The sensus communis: Civic discourse in Kant's republicanism
Civil Society
Political Theory
Freedom
Abstract
The Sensus Communis: Civic discourse and progress toward perpetual peace
Panel: "Kant's Republicanism and the Highest Political Good"
True to his Enlightenment roots, Kant is committed to the idea of progress. For him, specifically, the telos of the progress of the human being is what he names Perpetual Peace—a moral world achieved through the enactment of just, stable political orders, and the existence of ethical communities. Under the auspices of perpetual peace, there is no international strife, a condition that allows for internal flourishing within states. More concretely, Kant outlines what he takes to be requisite for perpetual peace with respect to individual nation states, namely, a republican constitution. These states, he argues, are less likely to go to war. His republicanism is, in most respects, typical for those who form a part of the social contract tradition—a division of powers and a representative government. It is only in the context of republicanism that the laws a state enacts can best approximate the form of universality, or, justice.
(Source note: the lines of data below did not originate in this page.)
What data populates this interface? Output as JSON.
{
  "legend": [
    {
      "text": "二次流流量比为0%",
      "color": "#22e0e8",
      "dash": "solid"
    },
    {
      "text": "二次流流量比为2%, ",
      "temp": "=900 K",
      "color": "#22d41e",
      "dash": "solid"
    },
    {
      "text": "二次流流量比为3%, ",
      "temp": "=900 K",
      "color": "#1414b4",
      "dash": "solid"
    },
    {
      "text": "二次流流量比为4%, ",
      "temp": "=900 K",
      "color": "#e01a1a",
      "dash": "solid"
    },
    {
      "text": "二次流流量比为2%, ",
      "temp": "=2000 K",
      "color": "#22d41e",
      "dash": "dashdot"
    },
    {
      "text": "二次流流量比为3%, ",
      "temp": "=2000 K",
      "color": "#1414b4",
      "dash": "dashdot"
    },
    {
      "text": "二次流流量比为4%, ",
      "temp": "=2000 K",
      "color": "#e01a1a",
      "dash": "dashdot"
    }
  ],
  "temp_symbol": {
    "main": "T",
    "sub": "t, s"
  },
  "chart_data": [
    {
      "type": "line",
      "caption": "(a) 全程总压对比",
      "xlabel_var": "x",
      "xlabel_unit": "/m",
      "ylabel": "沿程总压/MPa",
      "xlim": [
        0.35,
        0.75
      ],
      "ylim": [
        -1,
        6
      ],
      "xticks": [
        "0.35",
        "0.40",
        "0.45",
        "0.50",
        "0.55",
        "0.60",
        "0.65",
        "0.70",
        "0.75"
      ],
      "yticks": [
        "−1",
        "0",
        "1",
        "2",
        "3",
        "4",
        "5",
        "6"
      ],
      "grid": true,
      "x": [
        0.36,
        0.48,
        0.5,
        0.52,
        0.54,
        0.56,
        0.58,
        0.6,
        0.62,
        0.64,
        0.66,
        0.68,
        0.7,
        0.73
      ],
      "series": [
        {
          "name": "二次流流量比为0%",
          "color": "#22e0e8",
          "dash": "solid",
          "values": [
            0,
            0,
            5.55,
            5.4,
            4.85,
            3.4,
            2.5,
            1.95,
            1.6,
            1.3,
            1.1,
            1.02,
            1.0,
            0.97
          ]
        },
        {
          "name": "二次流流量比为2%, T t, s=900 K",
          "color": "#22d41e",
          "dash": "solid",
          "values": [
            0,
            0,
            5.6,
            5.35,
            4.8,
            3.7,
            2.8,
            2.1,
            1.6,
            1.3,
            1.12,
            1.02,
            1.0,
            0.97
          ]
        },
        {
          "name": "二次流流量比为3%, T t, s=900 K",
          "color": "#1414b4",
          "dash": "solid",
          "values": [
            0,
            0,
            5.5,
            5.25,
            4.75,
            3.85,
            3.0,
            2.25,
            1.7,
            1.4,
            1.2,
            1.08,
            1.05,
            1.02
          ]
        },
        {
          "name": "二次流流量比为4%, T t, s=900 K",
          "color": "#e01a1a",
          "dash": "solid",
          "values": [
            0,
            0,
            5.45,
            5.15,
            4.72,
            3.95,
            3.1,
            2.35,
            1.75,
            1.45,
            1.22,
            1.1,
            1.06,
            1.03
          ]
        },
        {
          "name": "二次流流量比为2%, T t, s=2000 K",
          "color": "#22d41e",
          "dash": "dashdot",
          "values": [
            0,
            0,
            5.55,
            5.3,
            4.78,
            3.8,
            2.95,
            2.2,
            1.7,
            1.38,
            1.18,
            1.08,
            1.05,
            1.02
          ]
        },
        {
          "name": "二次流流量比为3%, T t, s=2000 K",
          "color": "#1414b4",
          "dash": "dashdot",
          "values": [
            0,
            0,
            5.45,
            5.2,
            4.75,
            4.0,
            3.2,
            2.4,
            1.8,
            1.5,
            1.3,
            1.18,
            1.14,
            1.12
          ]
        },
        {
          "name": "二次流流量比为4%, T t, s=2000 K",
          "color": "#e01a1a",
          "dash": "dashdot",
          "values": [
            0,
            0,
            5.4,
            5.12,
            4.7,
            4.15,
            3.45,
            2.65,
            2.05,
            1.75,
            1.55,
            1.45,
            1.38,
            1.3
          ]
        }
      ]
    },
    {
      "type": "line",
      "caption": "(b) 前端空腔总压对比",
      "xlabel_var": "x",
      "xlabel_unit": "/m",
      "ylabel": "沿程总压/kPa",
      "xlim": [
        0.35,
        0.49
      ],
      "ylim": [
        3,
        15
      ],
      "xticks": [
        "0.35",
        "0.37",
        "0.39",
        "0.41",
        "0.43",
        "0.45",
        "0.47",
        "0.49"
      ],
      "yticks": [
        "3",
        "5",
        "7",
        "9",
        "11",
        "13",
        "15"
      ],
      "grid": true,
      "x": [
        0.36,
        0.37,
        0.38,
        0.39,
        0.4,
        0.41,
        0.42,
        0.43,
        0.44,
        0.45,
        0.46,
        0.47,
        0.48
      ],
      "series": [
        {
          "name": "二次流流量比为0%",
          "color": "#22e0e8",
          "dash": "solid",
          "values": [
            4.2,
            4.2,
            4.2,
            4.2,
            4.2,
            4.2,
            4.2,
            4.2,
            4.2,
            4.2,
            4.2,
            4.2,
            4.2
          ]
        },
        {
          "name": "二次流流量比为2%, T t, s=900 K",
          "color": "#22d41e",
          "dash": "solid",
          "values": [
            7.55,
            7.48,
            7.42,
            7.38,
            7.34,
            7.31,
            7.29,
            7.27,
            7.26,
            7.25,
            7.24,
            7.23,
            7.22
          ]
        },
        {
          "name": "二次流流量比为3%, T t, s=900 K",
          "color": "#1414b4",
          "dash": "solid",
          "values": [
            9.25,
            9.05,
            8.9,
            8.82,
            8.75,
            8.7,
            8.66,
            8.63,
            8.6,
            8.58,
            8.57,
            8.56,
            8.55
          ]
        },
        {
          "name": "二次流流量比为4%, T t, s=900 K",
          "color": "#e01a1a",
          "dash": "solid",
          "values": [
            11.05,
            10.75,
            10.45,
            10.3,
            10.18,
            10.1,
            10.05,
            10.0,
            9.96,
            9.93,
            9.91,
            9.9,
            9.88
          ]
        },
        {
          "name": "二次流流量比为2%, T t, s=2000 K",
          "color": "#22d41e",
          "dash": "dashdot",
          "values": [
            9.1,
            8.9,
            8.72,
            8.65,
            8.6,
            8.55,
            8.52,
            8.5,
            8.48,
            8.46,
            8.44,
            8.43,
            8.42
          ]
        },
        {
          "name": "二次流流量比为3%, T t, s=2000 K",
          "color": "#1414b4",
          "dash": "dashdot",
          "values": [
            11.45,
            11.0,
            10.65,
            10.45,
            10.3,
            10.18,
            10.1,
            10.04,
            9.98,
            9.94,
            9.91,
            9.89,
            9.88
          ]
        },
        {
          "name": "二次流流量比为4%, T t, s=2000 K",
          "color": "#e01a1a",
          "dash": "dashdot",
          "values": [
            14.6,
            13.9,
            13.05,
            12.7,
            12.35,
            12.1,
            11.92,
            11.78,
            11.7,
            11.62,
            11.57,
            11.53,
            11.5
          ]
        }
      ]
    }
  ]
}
What is truly distinctive about Kant’s republicanism, I contend, is what drives it forward toward perfection and the attainment of the highest political good. Free speech, for Kant, is a necessary part of how republican governments can do the very thing they are meant to with respect to law. It is principally through the exercise of free speech that laws are subject to the measure of universality; public critique offers the means by which defects in law can be discerned, articulated, and submitted for change.
Perhaps even more notable, however, is that Kant associates the sensus communis—an aesthetic category—with the very Enlightenment goals under which a republican government is articulated. In this essay, I will take up how Kant’s notion of the sensus communis as developed in the Critique of Judgment can play a central role in Kant’s political theory. The sensus communis can give us real insight into how free speech may actually take shape. While the ultimate measure of a law is its universal (i.e., moral) form, and free speech must aim at this, Kant gives no indication of how such necessary and integral civic discourse is to be enacted. His notion of the sensus commnunis as it is conceived in the context of beauty, however, offers a more concrete delineation of what the exercise of free speech under a republican government might look like. The sensus communis serves as such a delineation not only because of its embodiment of enlightenment ideals of a universal standpoint, etc., but because of the ability judgments made based on it have to expand our concepts. This is the same expansive quality that Kant associates with progress in moral judgments. The sensus communis, then, emerges as a key resource for understanding how republicanism can succeed in realizing its aims of creating and enacting just laws, and ultimately reaching the perpetual peace for which it is destined.